2.2. GPCRs Contain Diverse Recycling Sequences

It has been appreciated for over 30 years that adrenergic receptors recycle to the surface, based on the reappearance of activity after agonist-induced desensitization2,43,44. Over the years, however, it has become clear that the simple model of bulk recycling cannot explain GPCR recycling, mostly from research on the beta adrenergic receptors. The recycling of the beta-2 adrenergic receptor (B2AR) depends on a specific sequence on its C-terminus that interacts with post-synaptic density 95/disc large/zonula occludins-1 (PDZ) -domain containing proteins17. Similar sequences that conform to classical type I PDZ-ligand sequences have been identified on several GPCRs, including the related beta-1 adrenergic receptor (B1AR) and the kappa opioid receptor (KOR), over the past decade19,22,29. For many of these receptors, these sequences are required for the recycling of these receptors, and are also sufficient, as transplanting these sequences onto a non-recycling receptor like the DOR allows the receptor to recycle45. Alpha adrenergic receptors also contain PDZ ligands, although they are more diverse, and their role in recycling is less well understood46. One critical feature of these PDZ-ligand sequences is that they need to be on the C-terminal tail of the receptors. The terminal peptide binds in an antiparallel fashion in a hydrophobic cleft formed by a beta strand, a loop, and an alpha helix in the PDZ protein, with the free carboxyl group occupying a hydrophobic pocket47. In addition, sequence-comparisons have identified many internal PDZ ligands on GPCRs that might be involved in receptor recycling48,49.

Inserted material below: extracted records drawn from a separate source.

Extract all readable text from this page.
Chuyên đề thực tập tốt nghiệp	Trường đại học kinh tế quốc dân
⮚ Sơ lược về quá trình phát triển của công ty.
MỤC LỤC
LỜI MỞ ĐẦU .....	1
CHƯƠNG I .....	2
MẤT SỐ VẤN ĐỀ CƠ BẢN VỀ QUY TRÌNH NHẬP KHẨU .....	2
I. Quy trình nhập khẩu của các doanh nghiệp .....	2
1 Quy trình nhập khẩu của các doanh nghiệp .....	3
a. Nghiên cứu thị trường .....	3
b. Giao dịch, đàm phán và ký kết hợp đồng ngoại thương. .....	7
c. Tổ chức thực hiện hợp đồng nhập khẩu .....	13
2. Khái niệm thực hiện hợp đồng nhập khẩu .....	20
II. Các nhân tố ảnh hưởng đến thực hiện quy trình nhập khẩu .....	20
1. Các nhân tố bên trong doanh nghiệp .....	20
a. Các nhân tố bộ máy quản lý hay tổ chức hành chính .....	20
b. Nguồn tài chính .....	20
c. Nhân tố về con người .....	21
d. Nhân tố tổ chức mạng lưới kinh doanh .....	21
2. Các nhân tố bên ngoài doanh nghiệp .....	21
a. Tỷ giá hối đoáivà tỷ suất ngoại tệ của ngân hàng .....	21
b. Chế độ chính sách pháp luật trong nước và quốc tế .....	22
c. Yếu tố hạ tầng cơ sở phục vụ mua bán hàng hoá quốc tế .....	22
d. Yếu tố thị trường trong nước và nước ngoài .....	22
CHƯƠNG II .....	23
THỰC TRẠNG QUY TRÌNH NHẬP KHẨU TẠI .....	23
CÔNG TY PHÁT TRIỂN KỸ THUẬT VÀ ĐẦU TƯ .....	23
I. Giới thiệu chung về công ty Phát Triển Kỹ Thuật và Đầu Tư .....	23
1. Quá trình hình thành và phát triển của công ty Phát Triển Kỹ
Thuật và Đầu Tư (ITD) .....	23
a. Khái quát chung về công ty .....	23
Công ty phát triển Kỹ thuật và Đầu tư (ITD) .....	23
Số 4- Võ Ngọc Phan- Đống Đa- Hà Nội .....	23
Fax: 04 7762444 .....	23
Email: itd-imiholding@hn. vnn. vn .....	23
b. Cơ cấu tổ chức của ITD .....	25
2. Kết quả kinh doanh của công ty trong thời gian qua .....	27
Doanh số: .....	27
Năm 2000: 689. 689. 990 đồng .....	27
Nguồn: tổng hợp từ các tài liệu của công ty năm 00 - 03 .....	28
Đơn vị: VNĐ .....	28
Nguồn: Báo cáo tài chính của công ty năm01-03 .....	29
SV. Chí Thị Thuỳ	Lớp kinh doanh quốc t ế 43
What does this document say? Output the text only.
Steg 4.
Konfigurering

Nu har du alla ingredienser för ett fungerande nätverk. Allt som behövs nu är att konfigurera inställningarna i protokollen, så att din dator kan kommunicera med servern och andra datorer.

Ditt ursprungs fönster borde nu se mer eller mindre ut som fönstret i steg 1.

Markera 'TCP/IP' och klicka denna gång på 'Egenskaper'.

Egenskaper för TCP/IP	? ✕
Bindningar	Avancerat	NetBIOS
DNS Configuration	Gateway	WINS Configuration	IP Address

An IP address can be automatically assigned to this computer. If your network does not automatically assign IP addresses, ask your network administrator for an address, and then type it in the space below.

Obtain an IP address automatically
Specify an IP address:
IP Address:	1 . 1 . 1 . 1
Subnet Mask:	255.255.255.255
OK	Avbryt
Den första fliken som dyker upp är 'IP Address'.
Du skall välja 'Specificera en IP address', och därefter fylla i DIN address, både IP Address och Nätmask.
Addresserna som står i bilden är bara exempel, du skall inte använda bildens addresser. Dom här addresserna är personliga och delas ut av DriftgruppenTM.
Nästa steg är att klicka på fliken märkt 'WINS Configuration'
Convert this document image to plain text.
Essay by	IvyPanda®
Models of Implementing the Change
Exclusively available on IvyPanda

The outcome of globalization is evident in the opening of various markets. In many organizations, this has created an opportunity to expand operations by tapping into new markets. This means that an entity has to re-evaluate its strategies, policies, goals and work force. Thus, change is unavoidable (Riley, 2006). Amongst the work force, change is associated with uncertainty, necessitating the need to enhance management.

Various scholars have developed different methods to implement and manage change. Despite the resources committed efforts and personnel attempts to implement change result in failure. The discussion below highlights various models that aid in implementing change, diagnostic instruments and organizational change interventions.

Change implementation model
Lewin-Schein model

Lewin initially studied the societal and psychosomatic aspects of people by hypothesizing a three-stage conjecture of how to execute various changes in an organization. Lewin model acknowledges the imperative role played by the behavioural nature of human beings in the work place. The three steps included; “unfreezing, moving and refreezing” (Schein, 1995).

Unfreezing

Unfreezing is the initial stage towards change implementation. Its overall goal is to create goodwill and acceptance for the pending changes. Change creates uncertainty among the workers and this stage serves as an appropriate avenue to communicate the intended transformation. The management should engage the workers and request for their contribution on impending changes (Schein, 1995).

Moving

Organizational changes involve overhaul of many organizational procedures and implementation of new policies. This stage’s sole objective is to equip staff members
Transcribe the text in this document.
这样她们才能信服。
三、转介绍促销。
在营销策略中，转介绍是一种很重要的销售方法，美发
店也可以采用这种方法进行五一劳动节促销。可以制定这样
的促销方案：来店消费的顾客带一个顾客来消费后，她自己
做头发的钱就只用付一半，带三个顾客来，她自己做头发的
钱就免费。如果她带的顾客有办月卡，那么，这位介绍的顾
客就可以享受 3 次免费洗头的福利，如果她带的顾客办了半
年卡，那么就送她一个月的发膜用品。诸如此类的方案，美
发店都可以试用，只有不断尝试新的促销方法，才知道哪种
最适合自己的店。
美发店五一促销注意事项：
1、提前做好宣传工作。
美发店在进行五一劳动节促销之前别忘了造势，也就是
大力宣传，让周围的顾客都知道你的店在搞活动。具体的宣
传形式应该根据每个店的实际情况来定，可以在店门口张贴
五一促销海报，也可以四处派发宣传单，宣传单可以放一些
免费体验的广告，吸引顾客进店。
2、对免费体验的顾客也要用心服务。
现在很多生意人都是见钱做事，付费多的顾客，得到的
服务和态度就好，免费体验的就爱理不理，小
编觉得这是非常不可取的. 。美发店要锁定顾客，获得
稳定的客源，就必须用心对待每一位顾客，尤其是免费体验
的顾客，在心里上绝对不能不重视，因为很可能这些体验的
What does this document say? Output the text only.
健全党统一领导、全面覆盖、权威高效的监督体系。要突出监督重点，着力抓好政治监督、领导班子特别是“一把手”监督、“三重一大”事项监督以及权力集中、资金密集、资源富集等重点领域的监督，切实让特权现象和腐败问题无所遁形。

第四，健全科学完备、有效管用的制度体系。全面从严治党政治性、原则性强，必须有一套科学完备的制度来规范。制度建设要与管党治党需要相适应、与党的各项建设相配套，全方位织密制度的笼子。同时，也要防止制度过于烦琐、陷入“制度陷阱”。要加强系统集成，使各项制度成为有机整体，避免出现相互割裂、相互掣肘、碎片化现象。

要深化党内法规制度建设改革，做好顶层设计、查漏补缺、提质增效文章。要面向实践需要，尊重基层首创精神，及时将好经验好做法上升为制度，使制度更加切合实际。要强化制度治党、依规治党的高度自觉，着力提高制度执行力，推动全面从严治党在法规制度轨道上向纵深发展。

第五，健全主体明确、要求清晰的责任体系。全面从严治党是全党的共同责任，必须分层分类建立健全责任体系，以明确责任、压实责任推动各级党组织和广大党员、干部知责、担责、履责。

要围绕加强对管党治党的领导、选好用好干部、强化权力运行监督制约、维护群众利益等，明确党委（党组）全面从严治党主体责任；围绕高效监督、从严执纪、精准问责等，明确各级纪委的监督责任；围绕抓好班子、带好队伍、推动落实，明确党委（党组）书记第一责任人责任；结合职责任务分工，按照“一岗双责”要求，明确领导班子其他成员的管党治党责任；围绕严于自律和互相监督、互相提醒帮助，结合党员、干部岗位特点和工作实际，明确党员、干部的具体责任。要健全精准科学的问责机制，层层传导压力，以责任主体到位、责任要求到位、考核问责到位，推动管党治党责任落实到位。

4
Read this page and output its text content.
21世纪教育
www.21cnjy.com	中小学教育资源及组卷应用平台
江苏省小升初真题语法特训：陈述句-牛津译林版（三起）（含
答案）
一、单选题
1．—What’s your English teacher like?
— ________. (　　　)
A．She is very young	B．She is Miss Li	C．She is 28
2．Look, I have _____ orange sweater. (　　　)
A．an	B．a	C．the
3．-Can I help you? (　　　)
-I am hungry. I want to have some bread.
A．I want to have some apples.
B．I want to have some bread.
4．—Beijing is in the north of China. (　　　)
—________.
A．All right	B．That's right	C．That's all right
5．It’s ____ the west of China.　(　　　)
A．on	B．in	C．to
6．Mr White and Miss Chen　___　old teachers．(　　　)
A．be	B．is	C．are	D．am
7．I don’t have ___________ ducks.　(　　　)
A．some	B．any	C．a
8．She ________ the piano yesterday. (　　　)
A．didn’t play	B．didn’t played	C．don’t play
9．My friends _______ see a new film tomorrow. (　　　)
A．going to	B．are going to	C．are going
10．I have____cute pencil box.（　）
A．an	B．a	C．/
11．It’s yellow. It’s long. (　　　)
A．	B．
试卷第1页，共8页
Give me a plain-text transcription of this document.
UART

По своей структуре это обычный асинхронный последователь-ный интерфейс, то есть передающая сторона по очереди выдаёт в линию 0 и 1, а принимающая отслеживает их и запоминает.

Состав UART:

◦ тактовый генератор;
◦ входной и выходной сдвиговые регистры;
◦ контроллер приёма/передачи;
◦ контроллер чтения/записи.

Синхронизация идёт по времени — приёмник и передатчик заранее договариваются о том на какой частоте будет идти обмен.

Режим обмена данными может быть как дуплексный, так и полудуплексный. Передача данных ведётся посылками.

How do PDZ-ligand sequences mediate adrenergic receptor recycling? For the B2AR, a complement of proteins that bind the PDZ ligand, including NHERF-1, NHERF-2, PDZK1, and MAGI-3, was identified soon after the identification of the sequence17,50. Similarly, several proteins, such as PIST, MAGI-2, MAGI-3, PSD-95, and SAP97 that bind the PDZ ligand sequence of the B1AR have also been identified19,20,29. It is interesting that these two related receptors bind distinct complements of PDZ proteins. SAP97 has been implicated as the main protein that mediates B1AR recycling, by directly interacting with the PDZ ligand and recruiting the A-Kinase Anchoring Protein-79 (AKAP-79) which phosphorylates the B1AR on a residue that contributes to recycling29. Similarly, B2AR also interacts with AKAP-12 (Gravin), which might recruit c-Src to this complex51.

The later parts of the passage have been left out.